のりしろは、茅野市の起業支援事業から生まれた“起業の種”のメディアです。 なぜ、ただの空室情報ではなく、活用イメージを添えて届けるのか。 茅野駅前で店をつくってきた運営メンバーの原体験から、お話しします。
私たちはこれまで、茅野駅前で古着屋、ホテル、カフェをつくってきました。 でも正直に言うと、どの物件も最初に見たときは、荷物の眠る物置や、がらんとした空き部屋。 その空間を見ただけだったら、ひとつも始めていなかったと思います。
変わったのは、デザイナーや大工さんが「ここをこう施工したら、カッコよくなる」とパース(完成イメージ)を描いてくれたとき。 その場所の“あと”の姿が初めて見えて、「ここでやってみよう」と思えた。 一歩を踏み出させてくれたのは、物件そのものではなく、「この場所が、こうなる」というイメージでした。
※ 実際に手がけてきた改装です。最初は、どれもただの“空き空間”でした。
まちで店を営む人、事業を経営している人に聞くと、始めたきっかけは驚くほど「たまたま」が多いんです。
一方で、「やりたいこと」から考え始めると、うまくいかないことも多い。 需要がなかったり、そもそも合うテナントが見つからなかったり、 考え抜いたアイデアが再現性のない、実現しようのないものだったり。 思いが強い人ほど、この壁にぶつかります。
つまり、まちで起業しようと思ったとき、そこには見えない選択肢と、見えない枠がある。 チャンスは確かにまちの中にあるのに、家業やご縁のある一部の人にしか届いていなかったんです。
家業を継ぐ。知り合いに教えてもらう。たまたまテナントに出会う。 これまで偶然に頼っていたきっかけは、よく見ればぜんぶ、まちの中にすでにあった“起業の種”でした。

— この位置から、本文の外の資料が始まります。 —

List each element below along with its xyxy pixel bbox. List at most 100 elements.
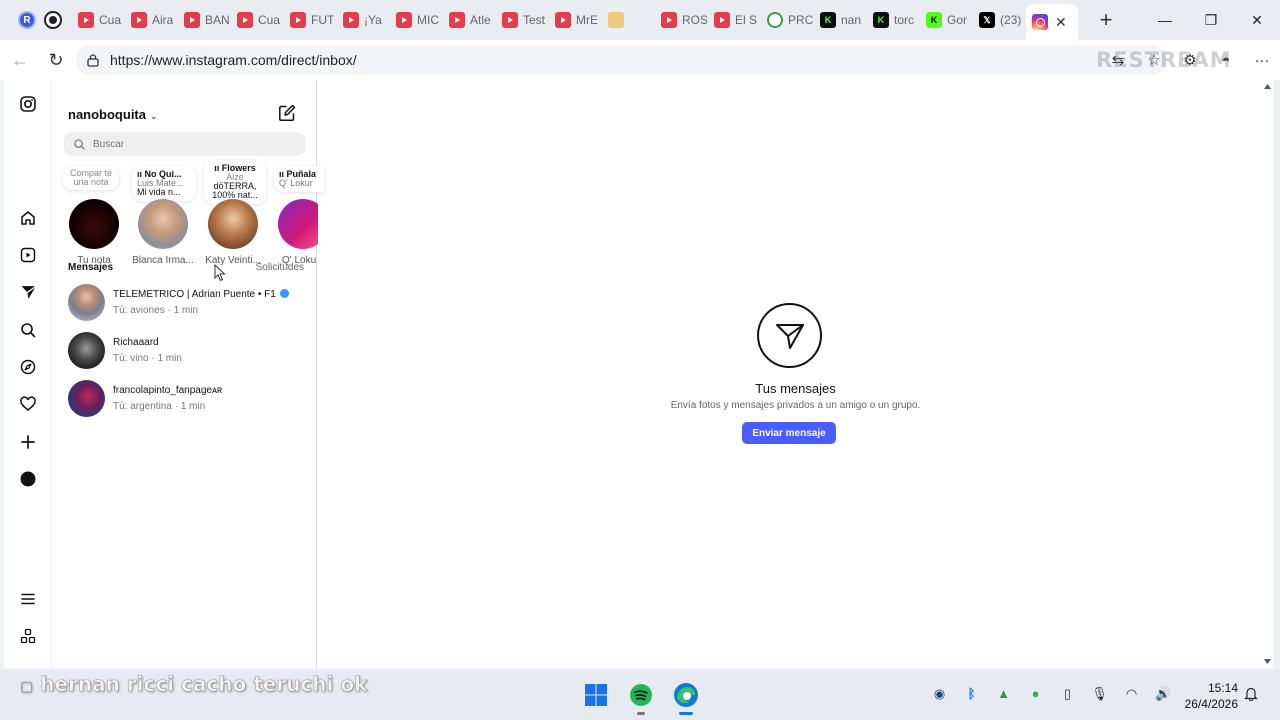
- note-bubble[interactable]: ıı No Qui... Luis Mate... Mi vida n...: [132, 166, 196, 201]
- browser-tab[interactable]: Aira: [125, 5, 178, 35]
- menu-hamburger-icon[interactable]: [18, 589, 38, 609]
- create-icon[interactable]: [18, 432, 38, 452]
- note-line: dōTERRA, 100% nat...: [212, 181, 258, 200]
- reload-button[interactable]: ↻: [38, 42, 74, 78]
- browser-tab[interactable]: Cua: [231, 5, 284, 35]
- tab-label: FUT: [311, 13, 335, 27]
- notifications-heart-icon[interactable]: [18, 394, 38, 414]
- edge-browser-icon[interactable]: [673, 682, 699, 715]
- new-message-icon[interactable]: [278, 104, 296, 122]
- chevron-down-icon: ⌄: [150, 111, 158, 121]
- tab-label: nan: [841, 13, 862, 27]
- send-message-button[interactable]: Enviar mensaje: [742, 422, 836, 444]
- search-field[interactable]: [64, 132, 305, 156]
- browser-tab[interactable]: FUT: [284, 5, 337, 35]
- conversation-item[interactable]: TELEMETRICO | Adrian Puente • F1 Tú: avi…: [68, 282, 308, 322]
- usb-device-icon[interactable]: ▯: [1058, 684, 1077, 703]
- microphone-icon[interactable]: 🎙: [1090, 684, 1109, 703]
- tab-requests[interactable]: Solicitudes: [256, 262, 304, 273]
- bluetooth-icon[interactable]: ᛒ: [962, 684, 981, 703]
- browser-tab[interactable]: Ktorc: [867, 5, 920, 35]
- story-item[interactable]: Tu nota: [61, 199, 127, 266]
- explore-icon[interactable]: [18, 357, 38, 377]
- youtube-icon: [661, 12, 677, 28]
- browser-tab[interactable]: Knan: [814, 5, 867, 35]
- browser-tab[interactable]: MrE: [549, 5, 602, 35]
- browser-tab[interactable]: Test: [496, 5, 549, 35]
- account-switcher[interactable]: nanoboquita ⌄: [68, 107, 158, 122]
- restore-button[interactable]: ❐: [1188, 0, 1234, 40]
- tab-messages[interactable]: Mensajes: [68, 262, 113, 273]
- avatar: [68, 283, 105, 321]
- profile-avatar-icon[interactable]: [18, 469, 38, 489]
- story-item[interactable]: Q' Loku: [270, 199, 318, 266]
- search-icon[interactable]: [18, 320, 38, 340]
- reels-icon[interactable]: [18, 245, 38, 265]
- browser-tab[interactable]: [602, 5, 655, 35]
- tab-label: Cua: [99, 13, 122, 27]
- volume-icon[interactable]: 🔊: [1154, 684, 1173, 703]
- notification-bell-icon[interactable]: [1244, 686, 1258, 704]
- page-scrollbar[interactable]: [1261, 80, 1273, 668]
- window-controls: — ❐ ✕: [1142, 0, 1280, 40]
- instagram-icon: [1032, 14, 1048, 30]
- scroll-up-icon[interactable]: [1264, 84, 1271, 89]
- browser-tab[interactable]: BAN: [178, 5, 231, 35]
- mouse-cursor-icon: [214, 264, 226, 282]
- story-item[interactable]: Blanca Irma...: [130, 199, 196, 266]
- empty-state-subtitle: Envía fotos y mensajes privados a un ami…: [670, 400, 921, 411]
- note-bubble[interactable]: ıı Puñala Q' Lokur: [274, 166, 324, 192]
- new-tab-button[interactable]: +: [1092, 7, 1120, 33]
- browser-tab[interactable]: 𝕏 (23): [973, 5, 1026, 35]
- more-menu-icon[interactable]: ···: [1244, 52, 1280, 69]
- tab-label: torc: [894, 13, 915, 27]
- site-info-icon[interactable]: [86, 53, 100, 67]
- browser-tab[interactable]: Cua: [72, 5, 125, 35]
- tab-label: MIC: [417, 13, 439, 27]
- back-button[interactable]: ←: [2, 42, 38, 78]
- url-text: https://www.instagram.com/direct/inbox/: [110, 52, 357, 68]
- record-icon[interactable]: [44, 11, 62, 29]
- conversation-item[interactable]: Richaaard Tú: vino · 1 min: [68, 330, 308, 370]
- home-icon[interactable]: [18, 208, 38, 228]
- system-clock[interactable]: 15:14 26/4/2026: [1176, 680, 1238, 712]
- own-note-bubble[interactable]: Compar te una nota: [63, 166, 119, 190]
- avatar: [69, 199, 119, 249]
- close-window-button[interactable]: ✕: [1234, 0, 1280, 40]
- browser-tab[interactable]: Atle: [443, 5, 496, 35]
- search-input[interactable]: [93, 138, 293, 150]
- scroll-down-icon[interactable]: [1264, 659, 1271, 664]
- conversation-item[interactable]: francolapinto_fanpageᴀʀ Tú: argentina · …: [68, 378, 308, 418]
- tab-label: Cua: [258, 13, 281, 27]
- browser-tab[interactable]: ROS: [655, 5, 708, 35]
- url-field[interactable]: https://www.instagram.com/direct/inbox/: [76, 45, 1166, 75]
- wifi-icon[interactable]: ◠: [1122, 684, 1141, 703]
- conversation-name: francolapinto_fanpageᴀʀ: [113, 384, 223, 396]
- messages-icon[interactable]: [18, 282, 38, 302]
- browser-tab[interactable]: MIC: [390, 5, 443, 35]
- inbox-tabs: Mensajes Solicitudes: [68, 262, 304, 273]
- steam-icon[interactable]: ◉: [930, 684, 949, 703]
- close-tab-icon[interactable]: ✕: [1055, 14, 1067, 31]
- instagram-logo-icon[interactable]: [18, 94, 38, 114]
- browser-tab[interactable]: El S: [708, 5, 761, 35]
- drive-icon[interactable]: ▲: [994, 684, 1013, 703]
- youtube-icon: [131, 12, 147, 28]
- threads-apps-icon[interactable]: [18, 626, 38, 646]
- youtube-icon: [290, 12, 306, 28]
- browser-tab[interactable]: PRC: [761, 5, 814, 35]
- minimize-button[interactable]: —: [1142, 0, 1188, 40]
- spotify-icon[interactable]: [628, 682, 654, 715]
- note-line: Q' Lokur: [279, 178, 313, 188]
- windows-start-icon[interactable]: [583, 682, 609, 708]
- story-item[interactable]: Katy Veinti...: [200, 199, 266, 266]
- instagram-page: nanoboquita ⌄ Compar te una nota ıı No Qu…: [4, 80, 1273, 668]
- tab-instagram[interactable]: ✕: [1026, 4, 1078, 40]
- profile-icon[interactable]: R: [18, 11, 36, 29]
- x-icon: 𝕏: [979, 12, 995, 28]
- spotify-tray-icon[interactable]: ●: [1026, 684, 1045, 703]
- browser-tab[interactable]: ¡Ya: [337, 5, 390, 35]
- running-indicator: [679, 712, 693, 715]
- note-bubble[interactable]: ıı Flowers Aize dōTERRA, 100% nat...: [204, 160, 266, 204]
- browser-tab[interactable]: K Gor: [920, 5, 973, 35]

のりしろは、その種を集めて、可視化して、活用イメージまで添えて届けるメディアです。 空きテナント、後継者を探す店、間借りできる場所、地域に眠る事業アイデア。 「何かやりたい」という思いのある人に、まちのチャンスがちゃんと届く形をつくる。 それが、このメディアの役割です。
まちにすでにある“種”から、自分にハマるものをえらぶ。 気になったら、茅野駅前の起業支援拠点 KiiTOS が計画づくりから実行まで伴走します。